Now those history makers are one step closer to having their final resting place transformed and updated.
“This was something we know for a fact will help us keep the dignity in that cemetery,” Jones said.
Union Baptist now has three years to breathe new life into the historic Price Hill cemetery, renovating the building, fixing the gate and returning toppled headstones to their former glory.
“I think everybody on our team screamed,” Jones said. “I think maybe two or three days later we called each other and said, ‘I’m still screaming.’”
WCPO first brought Union Baptist’s story in August 2019, shortly after the cemetery was vandalized. At the time, they had a GoFundMe page with less than $200 dollars in pledges.
That all changed when somebody in Sen.

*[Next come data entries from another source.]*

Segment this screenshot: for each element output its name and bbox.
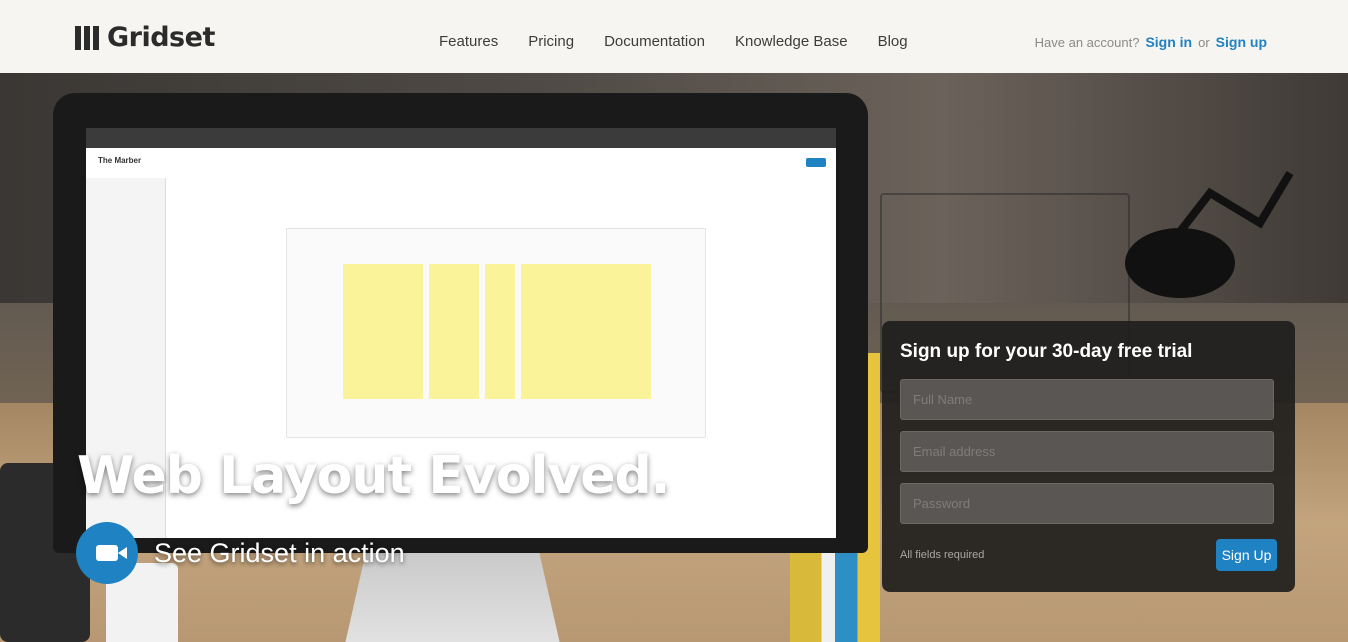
fields-required-note: All fields required — [900, 549, 985, 561]
grid-column — [429, 264, 479, 399]
account-prompt: Have an account? — [1034, 35, 1140, 50]
screen-grid-canvas — [286, 228, 706, 438]
sign-up-button[interactable]: Sign Up — [1216, 539, 1277, 571]
logo-text: Gridset — [107, 22, 215, 53]
account-links: Have an account? Sign in or Sign up — [1035, 34, 1267, 50]
nav-knowledge-base[interactable]: Knowledge Base — [735, 33, 848, 50]
screen-save-button — [806, 158, 826, 167]
nav-documentation[interactable]: Documentation — [604, 33, 705, 50]
grid-column — [521, 264, 651, 399]
grid-column — [485, 264, 515, 399]
video-camera-icon[interactable] — [76, 522, 138, 584]
hero-section: The Marber Web Layout Evolved. See Grids… — [0, 73, 1348, 642]
grid-logo-icon — [75, 25, 99, 50]
main-nav: Features Pricing Documentation Knowledge… — [439, 33, 908, 50]
desk-lamp-image — [1125, 170, 1294, 298]
nav-pricing[interactable]: Pricing — [528, 33, 574, 50]
screen-topbar — [86, 128, 836, 148]
nav-blog[interactable]: Blog — [878, 33, 908, 50]
video-cta[interactable]: See Gridset in action — [76, 522, 405, 584]
full-name-field[interactable] — [900, 379, 1274, 420]
password-field[interactable] — [900, 483, 1274, 524]
sign-up-link[interactable]: Sign up — [1216, 34, 1267, 50]
screen-app-title: The Marber — [98, 156, 142, 165]
sign-in-link[interactable]: Sign in — [1145, 34, 1192, 50]
email-field[interactable] — [900, 431, 1274, 472]
signup-form: Sign up for your 30-day free trial All f… — [882, 321, 1295, 592]
video-cta-label[interactable]: See Gridset in action — [154, 538, 405, 569]
signup-title: Sign up for your 30-day free trial — [900, 341, 1193, 362]
signup-footer: All fields required Sign Up — [900, 539, 1277, 571]
hero-title: Web Layout Evolved. — [77, 446, 670, 506]
grid-column — [343, 264, 423, 399]
site-header: Gridset Features Pricing Documentation K… — [0, 0, 1348, 73]
or-text: or — [1198, 35, 1210, 50]
gridset-logo[interactable]: Gridset — [75, 22, 215, 53]
nav-features[interactable]: Features — [439, 33, 498, 50]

Sherrod Brown’s office saw the story and worked with staff to secure the money for renovations.
“This cemetery, like old church cemeteries all over the country, was falling into disrepair, so we thought maybe we can do something about this,” Brown said.
In November 2019, Brown introduced a bill to preserve historic cemeteries across the country.
“I went to a Republican senator from Tennessee, Sen. (Lamar) Alexander, and talked about this with him to establish some kind of a network within the National Park Service and to use Cincinnati, use Union Cemetery and Union Baptist, as a model, and once we could do that, we got the federal money for this cemetery,” Brown said.
That’s something Union Baptist officials said could help preserve their history and future.
“This is not just African American history,” Jones said. “This is American history, because we are part of America and this is important for all of us.”